OS IMPACTOS E DESAFIOS DA MP 579

OS IMPACTOS E DESAFIOS DA MP 579
10 outubro 11:00 2012 Débora Piloni

Sinergia CUT participa de Grupo de Trabalho e promove debates com renomados especialistas do setor elétrico para aprofundar conhecimentos e levantar as consequências e os embates dessa Medida Provisória

Com o objetivo de aprofundar o conhecimento sobre a recém publicada Medida Provisória 579 – que trata sobre a renovação dos contratos de concessão das empresas de energia elétrica e a redução das tarifas de energia – a direção do Sinergia CUT se reuniu com o Professor-doutor do Instituto de Economia da UFRJ e pesquisador do Grupo de Estudos do Setor Elétrico (GESEL), Rubens Rosental.

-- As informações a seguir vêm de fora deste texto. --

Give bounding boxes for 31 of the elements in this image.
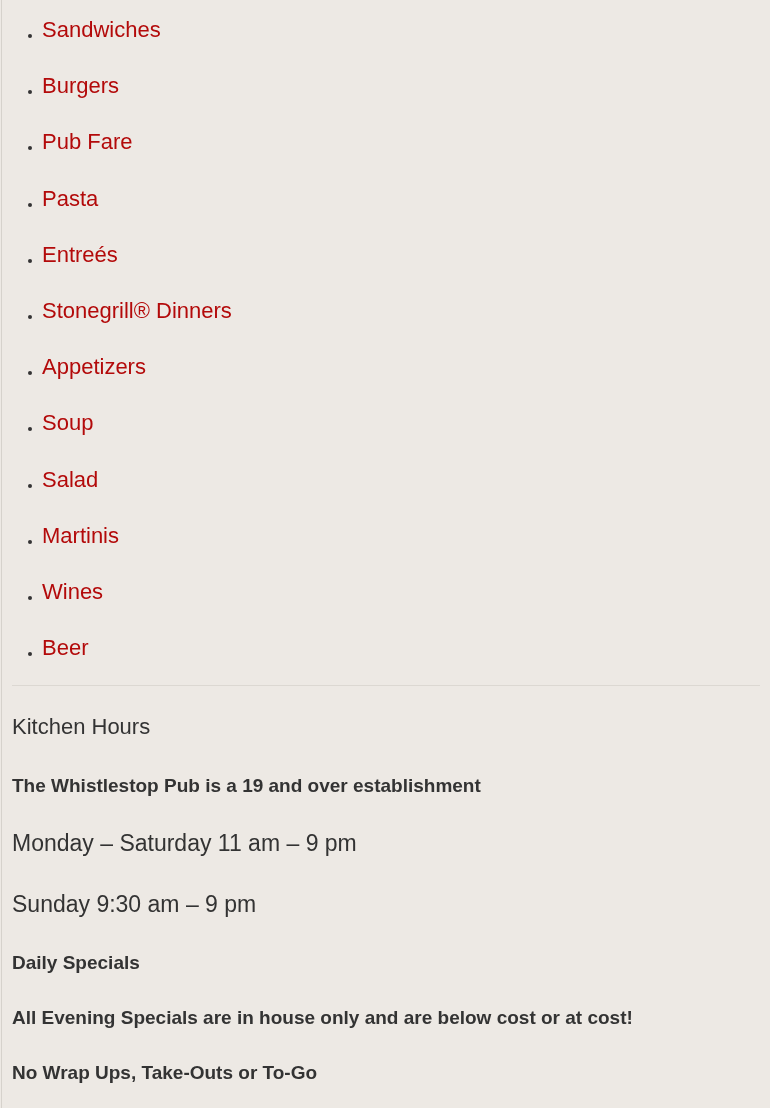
menu-link[interactable]: Sandwiches	[42, 17, 161, 44]
section-heading: Kitchen Hours	[12, 714, 152, 741]
bullet-icon	[28, 314, 32, 319]
menu-link[interactable]: Stonegrill® Dinners	[42, 298, 232, 325]
note-text: All Evening Specials are in house only and are below cost or at cost!	[12, 1006, 634, 1031]
section-heading: Daily Specials	[12, 951, 141, 976]
bullet-icon	[28, 539, 32, 544]
bullet-icon	[28, 371, 32, 376]
menu-link[interactable]: Soup	[42, 410, 94, 437]
bullet-icon	[28, 90, 32, 95]
bullet-icon	[28, 595, 32, 600]
menu-link[interactable]: Appetizers	[42, 354, 146, 381]
menu-link[interactable]: Beer	[42, 635, 89, 662]
hours-text: Sunday 9:30 am – 9 pm	[12, 890, 258, 919]
hours-text: Monday – Saturday 11 am – 9 pm	[12, 829, 358, 858]
bullet-icon	[28, 146, 32, 151]
bullet-icon	[28, 483, 32, 488]
menu-link[interactable]: Pub Fare	[42, 129, 133, 156]
bullet-icon	[28, 258, 32, 263]
menu-link[interactable]: Wines	[42, 578, 104, 605]
notice-text: The Whistlestop Pub is a 19 and over establishment	[12, 774, 482, 799]
bullet-icon	[28, 652, 32, 657]
menu-link[interactable]: Pasta	[42, 185, 99, 212]
note-text: No Wrap Ups, Take-Outs or To-Go	[12, 1061, 319, 1086]
bullet-icon	[28, 202, 32, 207]
menu-link[interactable]: Burgers	[42, 73, 120, 100]
bullet-icon	[28, 34, 32, 38]
bullet-icon	[28, 427, 32, 432]
menu-link[interactable]: Salad	[42, 466, 99, 493]
menu-link[interactable]: Entreés	[42, 241, 118, 268]
menu-link[interactable]: Martinis	[42, 522, 119, 549]
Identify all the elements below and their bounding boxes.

O encontro aconteceu na sede do Sindicato, em Campinas, durante toda a manhã da última terça (09), quando foram discutidos os impactos dessa MP para as empresas e para os trabalhadores.

Além de trazer novos conhecimentos, o debate com o pesquisador serviu para reforçar a avaliação da direção do Sindicato sobre as profundas modificações que ocorrerão no setor a partir da implementação da MP 579, que ocorrerá já no próximo mês de janeiro.

“Esse debate é de extrema importância. Precisamos estar bem preparados para o enfrentamento nos próximos anos, já que a lógica do empresariado é a de precarizar para manter os elevados lucros a qualquer custo, retirando direitos e benefício”, observa a direção do Sinergia CUT.

No GESEL, Rosental trabalha juntamente com o coordenador Grupo, o professor-doutor Nivalde José de Castro, que desenvolve pesquisas em diversas áreas, com mais ênfase na análise da dinâmica do setor elétrico do Brasil.

Fazendo a nossa parte

Reunir-se com profissionais e especialistas do setor elétrico com o objetivo de levantar e discutir as consequências e impactos da MP 579 para os trabalhadores e sociedade é um dos propósitos firmados pelo Sinergia CUT para esse período.

“Tais encontros possibilitarão traçar a luta e a articulação com os trabalhadores e demais forças sociais. Muitas transformações virão e precisaremos estar unidos para enfrentá-las”, afirma a direção do Sinergia CUT.

O encontro com Rosental foi o segundo realizado em apenas uma semana. No último dia 02, esteve presente no Sinergia CUT Denilvo Morais, da Empresa de Pesquisa Energética (EPE). Ele fez uma explanação da 579 à luz das decisões do governo federal.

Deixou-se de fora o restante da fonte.